LAWYER: Doctor, what is your impression of the accused?
PSYCHIATRIST: I’m sorry, sir, I don’t do impressions. My training is in psychiatry!
(from the slapstick comedy Flying High)
John Howard has been a favourite target of impressionists from Max Gillies to the crew on the Mike Carlton Breakfast Show. But in industrial relations law and policy, few have made such a big impression as our good PM.
And now after years of crusading for change, it seems that the PM will finally have his chance to implement industrial nirvana. But will it be as heavenly as Mr Howard and his supporters from employer organisations imagine?
Mr Howard’s policy looks absolutely superb on paper. It will be easier to sack workers, especially for smaller businesses with up to 100 employees. Unions will have less power as enterprise bargaining is phased out more quickly and individual and workplace contracts become the norm.
Labor premiers, of course, are up in arms.
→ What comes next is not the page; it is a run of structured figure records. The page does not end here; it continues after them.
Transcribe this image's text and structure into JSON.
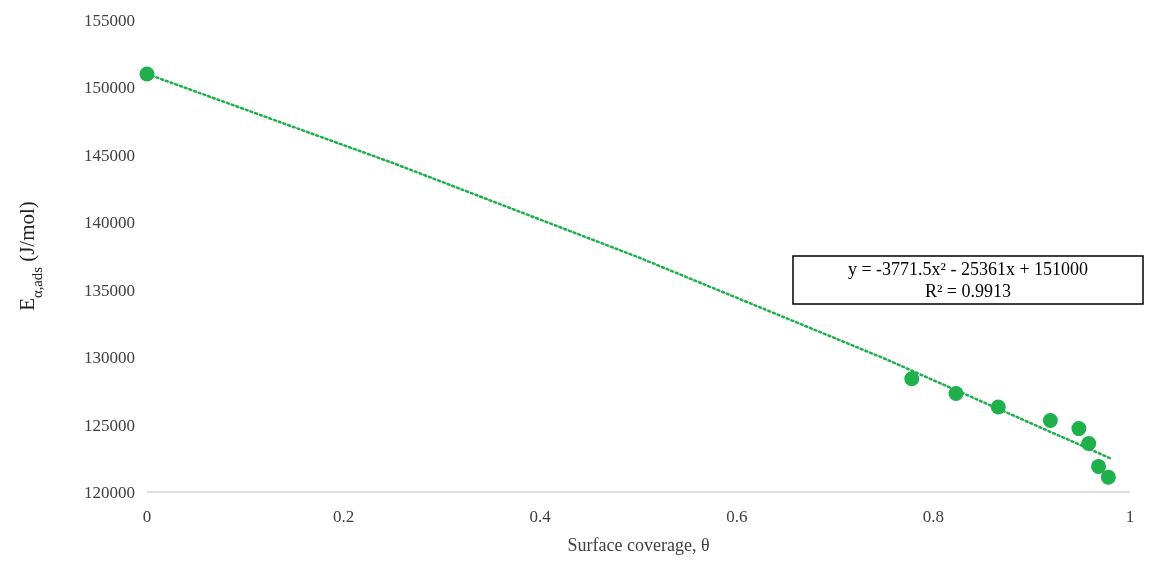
{
  "chart_data": {
    "type": "scatter",
    "xlabel": "Surface coverage, θ",
    "ylabel": "E$_{α,ads}$ (J/mol)",
    "xlim": [
      0,
      1
    ],
    "xticks": [
      0,
      0.2,
      0.4,
      0.6,
      0.8,
      1
    ],
    "ylim": [
      120000,
      155000
    ],
    "yticks": [
      120000,
      125000,
      130000,
      135000,
      140000,
      145000,
      150000,
      155000
    ],
    "series": [
      {
        "color": "#1fb04c",
        "marker": "circle",
        "x": [
          0,
          0.778,
          0.823,
          0.866,
          0.919,
          0.948,
          0.958,
          0.968,
          0.978
        ],
        "values": [
          151000,
          128400,
          127300,
          126300,
          125300,
          124700,
          123600,
          121900,
          121100
        ]
      },
      {
        "type": "line",
        "color": "#1fb04c",
        "line_style": "dotted",
        "x": [
          0,
          0.25,
          0.5,
          0.75,
          0.98
        ],
        "values": [
          151000,
          144400,
          137400,
          129900,
          122500
        ]
      }
    ],
    "annotations": [
      "y = -3771.5x² - 25361x + 151000\nR² = 0.9913"
    ]
  }
}
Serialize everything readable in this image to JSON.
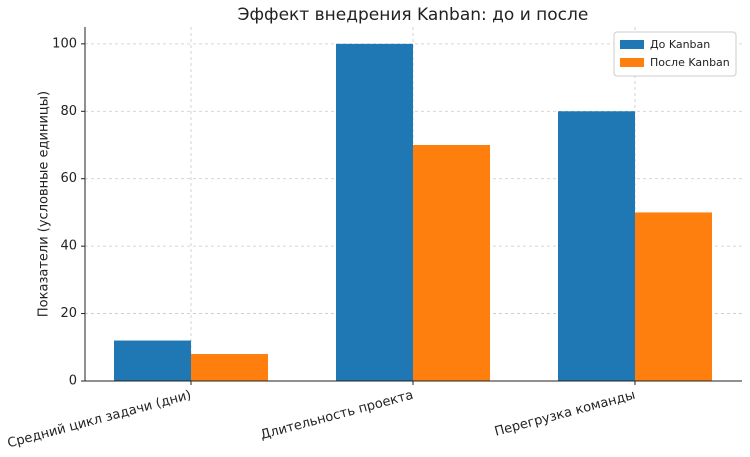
{
  "chart_data": {
    "type": "bar",
    "title": "Эффект внедрения Kanban: до и после",
    "y_label": "Показатели (условные единицы)",
    "categories": [
      "Средний цикл задачи (дни)",
      "Длительность проекта",
      "Перегрузка команды"
    ],
    "series": [
      {
        "name": "До Kanban",
        "color": "#1f77b4",
        "values": [
          12,
          100,
          80
        ]
      },
      {
        "name": "После Kanban",
        "color": "#ff7f0e",
        "values": [
          8,
          70,
          50
        ]
      }
    ],
    "ylim": [
      0,
      105
    ],
    "yticks": [
      0,
      20,
      40,
      60,
      80,
      100
    ],
    "grid": true,
    "legend": "upper right"
  }
}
Premier Bob Carr, the man who slashed injured workers’ entitlements for the sake of appeasing insurers, has seen the light and will fight the Howard reforms. He will be joined by his colleagues from other states in what promises to be a legal showdown in the High Court.
Who will win? Will Mr Howard have his day of glory? Will unions and workers be saved? Who knows? Who cares? One thing is for certain – whoever wins, the lawyers always win.
And not just lawyers acting for either side of the High Court challenge. Howard’s reforms will simply not work because they, like everything else created in policy nirvana, do not take into account how industrial law works on the ground. Mr Howard has failed to take account of how litigants and their advisers will be looking at the system, and how judges and commissioners will be administering the system.
One would expect that having one of Australia’s premier industrial counsel as one’s deputy would have given Mr Howard some idea of which way his reform winds should be blowing. Then again, one would also expect Mr Howard to advocate on behalf of all Australian citizens caught up in a spot of legal bother overseas. Yeah, right.
Mr Howard’s reforms simply won’t work. Let’s look at unfair dismissal. Say my fictitious client Jasmine approached me and said she had been working as a research scientist for a decade before being shafted by her laboratory management, would I first look at unfair dismissal? I might consider it as one option. But unfair dismissal has enormous disadvantages.
Jasmine could only get up to 6 months wages as compensation for unfair dismissal. She has to pay my fees out of that amount. If I take her matter to hearing, the fees might add up to $10,000. Her compensation might be three months wages. If she earns $800 per week, she will get $9,600 compensation. And this is before tax is deducted.
If Jasmine loses the case and is found to have made a frivolous or vexatious application, she might have to pay her employer’s legal fees.
And all these factors have to be considered and an application lodged within 21 days of dismissal. Rarely will a resignation under pressure be regarded as a dismissal.